Sure, unless we note that those series were posted a year ago, which
makes it much harder to claim that we're actively enabling upstream
testing for this driver that we're now trying to extend to new
hardware.  Thanks,

Alex

> We discovered a separate Qemu issue while doing verification of Grace Blackwell,
> where the 512G of highmem proved short here:
> https://github.com/qemu/qemu/blob/v9.0.0/hw/arm/virt.c#L211
> We are planning to have a proposal for the fix floated for that.
> 
> Thanks
> Ankit Agrawal
>

Ankit Agrawal Oct. 8, 2024, 7:22 a.m. UTC | #4

>>
>> Hi Alex, the Qemu enablement changes for GH is already in Qemu 9.0.
>> This is the Generic initiator change that got merged:
>> https://lore.kernel.org/all/20240308145525.10886-1-ankita@nvidia.com/
>>
>> The missing pieces are actually in the kvm/kernel viz:
>> 1. KVM need to map the device memory as Normal. The KVM patch was
>> proposed here.
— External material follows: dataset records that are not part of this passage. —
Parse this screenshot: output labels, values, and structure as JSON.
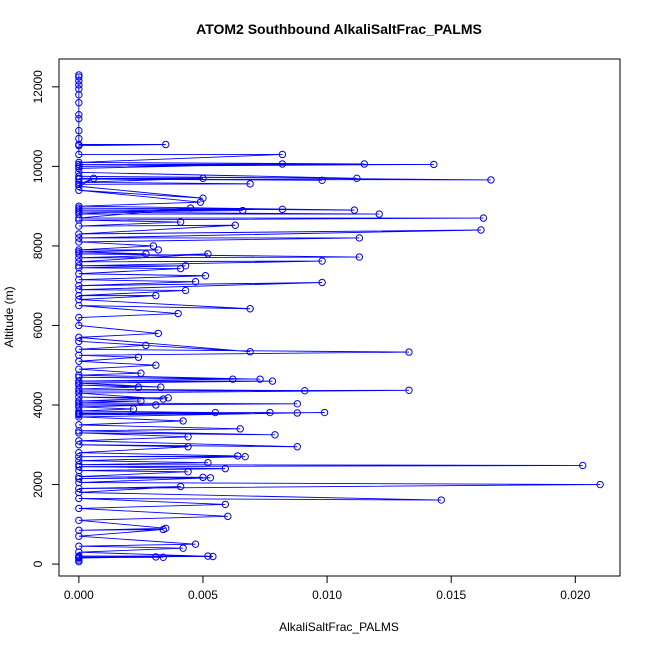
{
  "chart_data": {
    "type": "line",
    "title": "ATOM2 Southbound AlkaliSaltFrac_PALMS",
    "xlabel": "AlkaliSaltFrac_PALMS",
    "ylabel": "Altitude (m)",
    "xlim": [
      -0.0008,
      0.0218
    ],
    "ylim": [
      -300,
      12700
    ],
    "xticks": [
      0.0,
      0.005,
      0.01,
      0.015,
      0.02
    ],
    "xtick_labels": [
      "0.000",
      "0.005",
      "0.010",
      "0.015",
      "0.020"
    ],
    "yticks": [
      0,
      2000,
      4000,
      6000,
      8000,
      10000,
      12000
    ],
    "ytick_labels": [
      "0",
      "2000",
      "4000",
      "6000",
      "8000",
      "10000",
      "12000"
    ],
    "grid": false,
    "series": [
      {
        "color": "#0000ff",
        "marker": "open-circle",
        "points": [
          [
            0,
            12300
          ],
          [
            0,
            12250
          ],
          [
            0,
            12150
          ],
          [
            0,
            12050
          ],
          [
            0,
            11950
          ],
          [
            0,
            11800
          ],
          [
            0,
            11600
          ],
          [
            0,
            11300
          ],
          [
            0,
            11200
          ],
          [
            0,
            10900
          ],
          [
            0,
            10700
          ],
          [
            0,
            10550
          ],
          [
            0.0035,
            10550
          ],
          [
            0,
            10520
          ],
          [
            0,
            10300
          ],
          [
            0.0082,
            10300
          ],
          [
            0,
            10100
          ],
          [
            0.0115,
            10060
          ],
          [
            0,
            10050
          ],
          [
            0.0143,
            10050
          ],
          [
            0,
            10000
          ],
          [
            0.0082,
            10060
          ],
          [
            0,
            9950
          ],
          [
            0,
            9850
          ],
          [
            0.0112,
            9700
          ],
          [
            0,
            9750
          ],
          [
            0.0166,
            9660
          ],
          [
            0,
            9680
          ],
          [
            0.0098,
            9650
          ],
          [
            0,
            9700
          ],
          [
            0.005,
            9700
          ],
          [
            0,
            9600
          ],
          [
            0.0069,
            9560
          ],
          [
            0,
            9550
          ],
          [
            0.0006,
            9700
          ],
          [
            0,
            9500
          ],
          [
            0.005,
            9200
          ],
          [
            0,
            9400
          ],
          [
            0.0049,
            9100
          ],
          [
            0,
            9000
          ],
          [
            0.0111,
            8900
          ],
          [
            0,
            8950
          ],
          [
            0.0082,
            8920
          ],
          [
            0,
            8900
          ],
          [
            0.0066,
            8890
          ],
          [
            0,
            8850
          ],
          [
            0.0121,
            8800
          ],
          [
            0,
            8800
          ],
          [
            0.0045,
            8950
          ],
          [
            0,
            8700
          ],
          [
            0.0163,
            8700
          ],
          [
            0,
            8650
          ],
          [
            0.0041,
            8600
          ],
          [
            0,
            8500
          ],
          [
            0.0063,
            8520
          ],
          [
            0,
            8300
          ],
          [
            0.0162,
            8400
          ],
          [
            0,
            8200
          ],
          [
            0.0113,
            8200
          ],
          [
            0,
            8100
          ],
          [
            0.003,
            8000
          ],
          [
            0,
            7900
          ],
          [
            0.0032,
            7900
          ],
          [
            0,
            7850
          ],
          [
            0.0027,
            7800
          ],
          [
            0,
            7800
          ],
          [
            0.0113,
            7720
          ],
          [
            0,
            7700
          ],
          [
            0.0052,
            7800
          ],
          [
            0,
            7600
          ],
          [
            0.0098,
            7620
          ],
          [
            0,
            7500
          ],
          [
            0.0043,
            7500
          ],
          [
            0,
            7450
          ],
          [
            0.0041,
            7430
          ],
          [
            0,
            7300
          ],
          [
            0.0051,
            7250
          ],
          [
            0,
            7150
          ],
          [
            0.0047,
            7100
          ],
          [
            0,
            7000
          ],
          [
            0.0098,
            7080
          ],
          [
            0,
            6900
          ],
          [
            0.0043,
            6880
          ],
          [
            0,
            6750
          ],
          [
            0.0031,
            6750
          ],
          [
            0,
            6650
          ],
          [
            0.0069,
            6420
          ],
          [
            0,
            6500
          ],
          [
            0.004,
            6300
          ],
          [
            0,
            6200
          ],
          [
            0,
            6000
          ],
          [
            0.0032,
            5800
          ],
          [
            0,
            5700
          ],
          [
            0.0069,
            5340
          ],
          [
            0,
            5600
          ],
          [
            0.0027,
            5500
          ],
          [
            0,
            5400
          ],
          [
            0.0133,
            5330
          ],
          [
            0,
            5250
          ],
          [
            0.0024,
            5200
          ],
          [
            0,
            5100
          ],
          [
            0.0031,
            5000
          ],
          [
            0,
            4900
          ],
          [
            0.0025,
            4800
          ],
          [
            0,
            4750
          ],
          [
            0.0073,
            4650
          ],
          [
            0,
            4700
          ],
          [
            0.0062,
            4650
          ],
          [
            0,
            4600
          ],
          [
            0.0078,
            4600
          ],
          [
            0,
            4550
          ],
          [
            0.0033,
            4450
          ],
          [
            0,
            4500
          ],
          [
            0.0024,
            4450
          ],
          [
            0,
            4400
          ],
          [
            0.0091,
            4360
          ],
          [
            0,
            4350
          ],
          [
            0.0133,
            4370
          ],
          [
            0,
            4300
          ],
          [
            0.0034,
            4150
          ],
          [
            0,
            4200
          ],
          [
            0.0036,
            4180
          ],
          [
            0,
            4100
          ],
          [
            0.0025,
            4100
          ],
          [
            0,
            4050
          ],
          [
            0.0088,
            4030
          ],
          [
            0,
            4000
          ],
          [
            0.0031,
            4000
          ],
          [
            0,
            3950
          ],
          [
            0.0022,
            3900
          ],
          [
            0,
            3850
          ],
          [
            0.0055,
            3810
          ],
          [
            0,
            3800
          ],
          [
            0.0077,
            3810
          ],
          [
            0,
            3780
          ],
          [
            0.0099,
            3810
          ],
          [
            0,
            3750
          ],
          [
            0.0088,
            3800
          ],
          [
            0,
            3700
          ],
          [
            0.0042,
            3600
          ],
          [
            0,
            3500
          ],
          [
            0.0065,
            3400
          ],
          [
            0,
            3350
          ],
          [
            0.0079,
            3250
          ],
          [
            0,
            3300
          ],
          [
            0.0044,
            3200
          ],
          [
            0,
            3100
          ],
          [
            0.0088,
            2950
          ],
          [
            0,
            3000
          ],
          [
            0.0044,
            2950
          ],
          [
            0,
            2800
          ],
          [
            0.0064,
            2720
          ],
          [
            0,
            2700
          ],
          [
            0.0067,
            2700
          ],
          [
            0,
            2600
          ],
          [
            0.0052,
            2550
          ],
          [
            0,
            2500
          ],
          [
            0.0203,
            2480
          ],
          [
            0,
            2450
          ],
          [
            0.0059,
            2400
          ],
          [
            0,
            2350
          ],
          [
            0.0044,
            2320
          ],
          [
            0,
            2200
          ],
          [
            0.005,
            2180
          ],
          [
            0,
            2150
          ],
          [
            0.0053,
            2170
          ],
          [
            0,
            2050
          ],
          [
            0.021,
            2000
          ],
          [
            0,
            1900
          ],
          [
            0.0041,
            1950
          ],
          [
            0,
            1800
          ],
          [
            0.0146,
            1610
          ],
          [
            0,
            1650
          ],
          [
            0.0059,
            1500
          ],
          [
            0,
            1400
          ],
          [
            0.006,
            1200
          ],
          [
            0,
            1100
          ],
          [
            0.0035,
            900
          ],
          [
            0,
            850
          ],
          [
            0.0034,
            870
          ],
          [
            0,
            700
          ],
          [
            0.0047,
            500
          ],
          [
            0,
            450
          ],
          [
            0.0042,
            400
          ],
          [
            0,
            300
          ],
          [
            0.0054,
            190
          ],
          [
            0,
            200
          ],
          [
            0.0052,
            200
          ],
          [
            0,
            160
          ],
          [
            0.0034,
            170
          ],
          [
            0,
            180
          ],
          [
            0.0031,
            180
          ],
          [
            0,
            150
          ],
          [
            0,
            100
          ],
          [
            0,
            60
          ]
        ]
      }
    ]
  }
}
This patch need refresh to address the suggestions:
>> https://lore.kernel.org/all/20230907181459.18145-2-ankita@nvidia.com/
>> 2. ECC handling series for the GPU device memory that is remap_pfn_range()
>> mapped: https://lore.kernel.org/all/20231123003513.24292-1-ankita@nvidia.com/
>>
>> With those changes, the GH would be functional with the Qemu 9.0.
>
> Sure, unless we note that those series were posted a year ago, which
> makes it much harder to claim that we're actively enabling upstream
> testing for this driver that we're now trying to extend to new
> hardware.  Thanks,
>
> Alex

Right, I am also working to implement the leftover items mentioned above.
The work to refresh the aforementioned items is ongoing and would be posting
it shortly as well (starting with the KVM patch).